Plusieurs données suggèrent une augmentation des risques psychosociaux durant cette crise sanitaire. Pour les travailleurs sur site, le sentiment d’insécurité au travail au regard des mesures sanitaires prises par l’entreprise concerne ainsi 11 % des ouvriers, contre 2 % des cadres. S’agissant de ceux en télétravail, c’est l’insatisfaction concernant les liens avec l’entourage professionnel qui ressort, plus importante pour les cadres que pour les employés. Hypothèse avancée par les chercheurs : les caractéristiques du travail d’encadrement et le management à distance compliqueraient plus encore l’activité des cadres.

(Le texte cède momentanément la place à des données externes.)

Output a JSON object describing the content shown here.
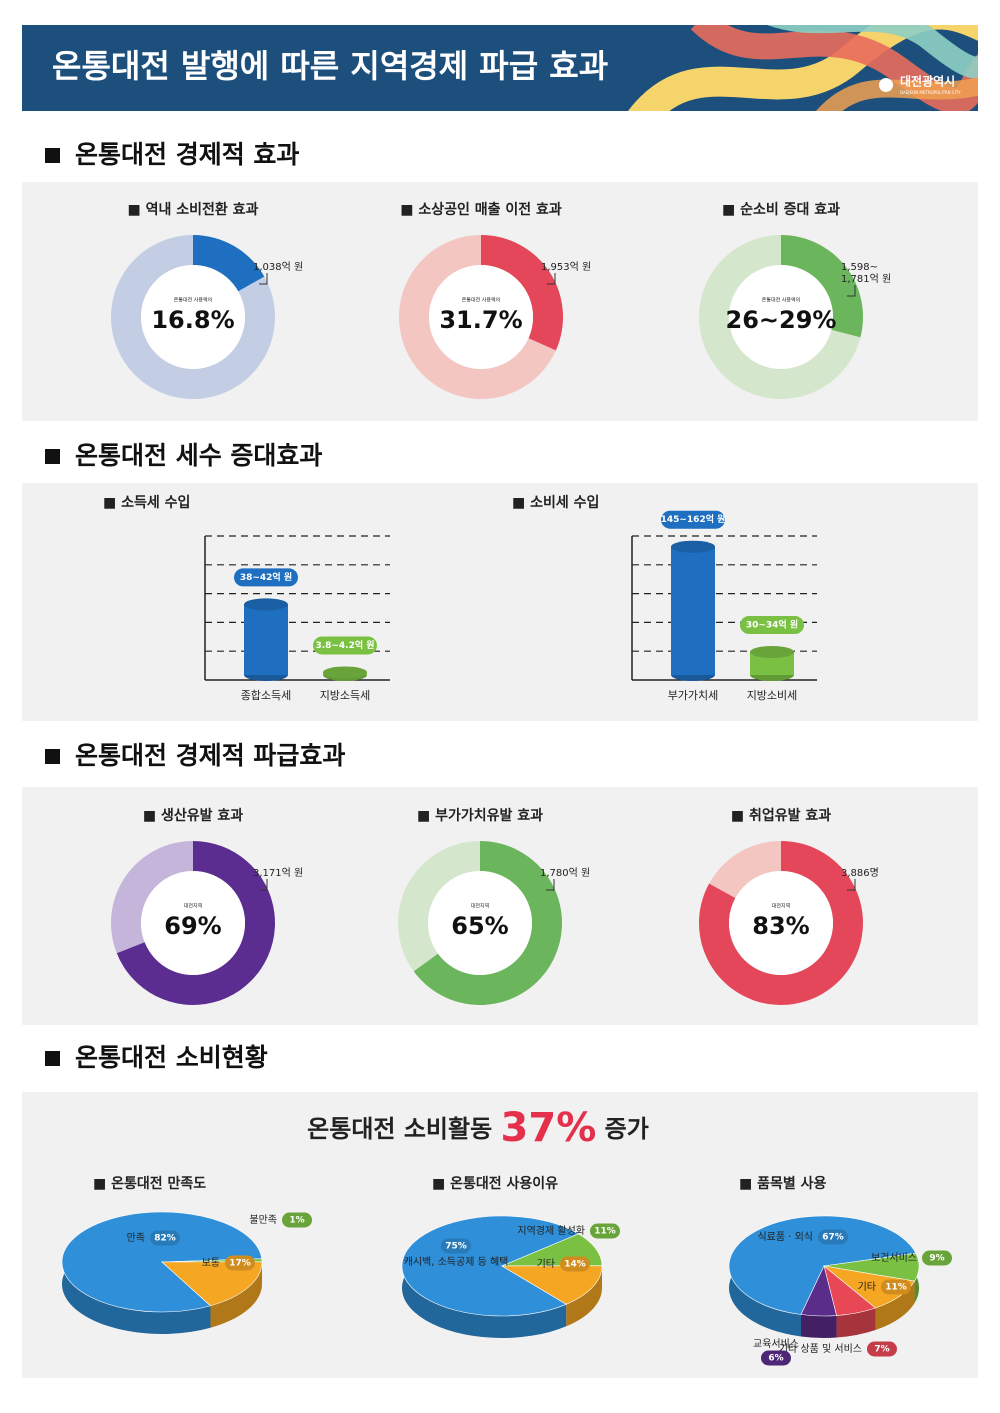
{
  "header": {
    "title": "온통대전 발행에 따른 지역경제 파급 효과",
    "logo": "대전광역시",
    "logo_sub": "DAEJEON METROPOLITAN CITY"
  },
  "sections": [
    {
      "title": "온통대전 경제적 효과"
    },
    {
      "title": "온통대전 세수 증대효과"
    },
    {
      "title": "온통대전 경제적 파급효과"
    },
    {
      "title": "온통대전 소비현황",
      "headline": [
        "온통대전 소비활동",
        "37%",
        "증가"
      ]
    }
  ],
  "chart_data": [
    {
      "type": "donut",
      "title": "■ 역내 소비전환 효과",
      "caption": "온통대전 사용액의",
      "values": [
        16.8,
        83.2
      ],
      "value_labels": [
        "16.8%",
        null
      ],
      "colors": [
        "#1f6fc0",
        "#c3cee4"
      ],
      "annotation": [
        "1,038억 원"
      ]
    },
    {
      "type": "donut",
      "title": "■ 소상공인 매출 이전 효과",
      "caption": "온통대전 사용액의",
      "values": [
        31.7,
        68.3
      ],
      "value_labels": [
        "31.7%",
        null
      ],
      "colors": [
        "#e4475a",
        "#f3c6c2"
      ],
      "annotation": [
        "1,953억 원"
      ]
    },
    {
      "type": "donut",
      "title": "■ 순소비 증대 효과",
      "caption": "온통대전 사용액의",
      "values": [
        29,
        71
      ],
      "value_labels": [
        "26~29%",
        null
      ],
      "colors": [
        "#6bb65c",
        "#d4e6cb"
      ],
      "annotation": [
        "1,598~",
        "1,781억 원"
      ]
    },
    {
      "type": "bar",
      "title": "■ 소득세 수입",
      "categories": [
        "종합소득세",
        "지방소득세"
      ],
      "values": [
        42,
        4.2
      ],
      "value_labels": [
        "38~42억 원",
        "3.8~4.2억 원"
      ],
      "colors": [
        "#1f6fc0",
        "#7ac143"
      ],
      "ylim": [
        0,
        80
      ],
      "yticks": [
        16,
        32,
        48,
        64,
        80
      ],
      "grid": true
    },
    {
      "type": "bar",
      "title": "■ 소비세 수입",
      "categories": [
        "부가가치세",
        "지방소비세"
      ],
      "values": [
        162,
        34
      ],
      "value_labels": [
        "145~162억 원",
        "30~34억 원"
      ],
      "colors": [
        "#1f6fc0",
        "#7ac143"
      ],
      "ylim": [
        0,
        175
      ],
      "yticks": [
        35,
        70,
        105,
        140,
        175
      ],
      "grid": true
    },
    {
      "type": "donut",
      "title": "■ 생산유발 효과",
      "caption": "대전지역",
      "values": [
        69,
        31
      ],
      "value_labels": [
        "69%",
        null
      ],
      "colors": [
        "#5c2d91",
        "#c5b5da"
      ],
      "annotation": [
        "3,171억 원"
      ]
    },
    {
      "type": "donut",
      "title": "■ 부가가치유발 효과",
      "caption": "대전지역",
      "values": [
        65,
        35
      ],
      "value_labels": [
        "65%",
        null
      ],
      "colors": [
        "#6bb65c",
        "#d4e6cb"
      ],
      "annotation": [
        "1,780억 원"
      ]
    },
    {
      "type": "donut",
      "title": "■ 취업유발 효과",
      "caption": "대전지역",
      "values": [
        83,
        17
      ],
      "value_labels": [
        "83%",
        null
      ],
      "colors": [
        "#e4475a",
        "#f3c6c2"
      ],
      "annotation": [
        "3,886명"
      ]
    },
    {
      "type": "pie",
      "title": "■ 온통대전 만족도",
      "categories": [
        "만족",
        "불만족",
        "보통"
      ],
      "values": [
        82,
        1,
        17
      ],
      "value_labels": [
        "82%",
        "1%",
        "17%"
      ],
      "colors": [
        "#2f8fd8",
        "#7ac143",
        "#f5a623"
      ]
    },
    {
      "type": "pie",
      "title": "■ 온통대전 사용이유",
      "categories": [
        "캐시백, 소득공제 등 혜택",
        "지역경제 활성화",
        "기타"
      ],
      "values": [
        75,
        11,
        14
      ],
      "value_labels": [
        "75%",
        "11%",
        "14%"
      ],
      "colors": [
        "#2f8fd8",
        "#7ac143",
        "#f5a623"
      ]
    },
    {
      "type": "pie",
      "title": "■ 품목별 사용",
      "categories": [
        "식료품 · 외식",
        "보건서비스",
        "기타",
        "기타 상품 및 서비스",
        "교육서비스"
      ],
      "values": [
        67,
        9,
        11,
        7,
        6
      ],
      "value_labels": [
        "67%",
        "9%",
        "11%",
        "7%",
        "6%"
      ],
      "colors": [
        "#2f8fd8",
        "#7ac143",
        "#f5a623",
        "#e84855",
        "#5b2d8a"
      ]
    }
  ]
}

A contrario, « il semble d’une manière générale que le sentiment de gain d’intérêt du travail soit plus important que celui de perte de sens », indique Maxime Lescurieux. Par exemple, les employés sont 41 % à déclarer que leur travail a gagné en intérêt du fait de la crise sanitaire. Cela pourrait refléter le gain de visibilité et de reconnaissance de certains métiers, reconnus comme essentiels pendant la crise, ou encore une augmentation des marges de manœuvre des salariés. Le sentiment de perte de sens du travail est plus prononcé chez les salariés les plus âgés. Chez les plus de 50 ans, 11 % déclarent une telle perte, contre 6 % chez les moins de 30 ans. Les cadres semblent être la catégorie professionnelle la plus concernée : 14 % d’entre eux se plaignent d’une perte de sens du travail, contre 8 % des employés et ouvriers.
Davantage d’effets sur la santé mentale
Ces déclarations ont été croisées avec l’état de santé des salariés. « Le sentiment de perte de sens du travail ou la crainte d’un changement non désiré dans la situation de travail du fait de la crise sanitaire sont associés à une augmentation de l’anxiété », poursuit Maxime Lescurieux. A contrario, le sentiment que le travail a gagné en intérêt joue un rôle protecteur sur la fatigue ressentie et les troubles du sommeil. La crise semble avoir eu plus de conséquences, positives ou négatives, sur la santé mentale que sur les troubles musculosquelettiques (TMS).
Bien que préliminaires, ces résultats constituent une première photographie du vécu de la crise au travail. A terme, cette étude permettra aux médecins du travail de comparer les données des salariés d’une entreprise aux statistiques nationales, afin de mieux repérer les situations problématiques. Sur cette question du vécu du travail, mais aussi du chômage, pendant la crise sanitaire, la direction de l’Animation de la recherche, des Etudes et des Statistiques (Dares) mène également une enquête, TraCov, dont les premiers résultats sont attendus au début de l’été.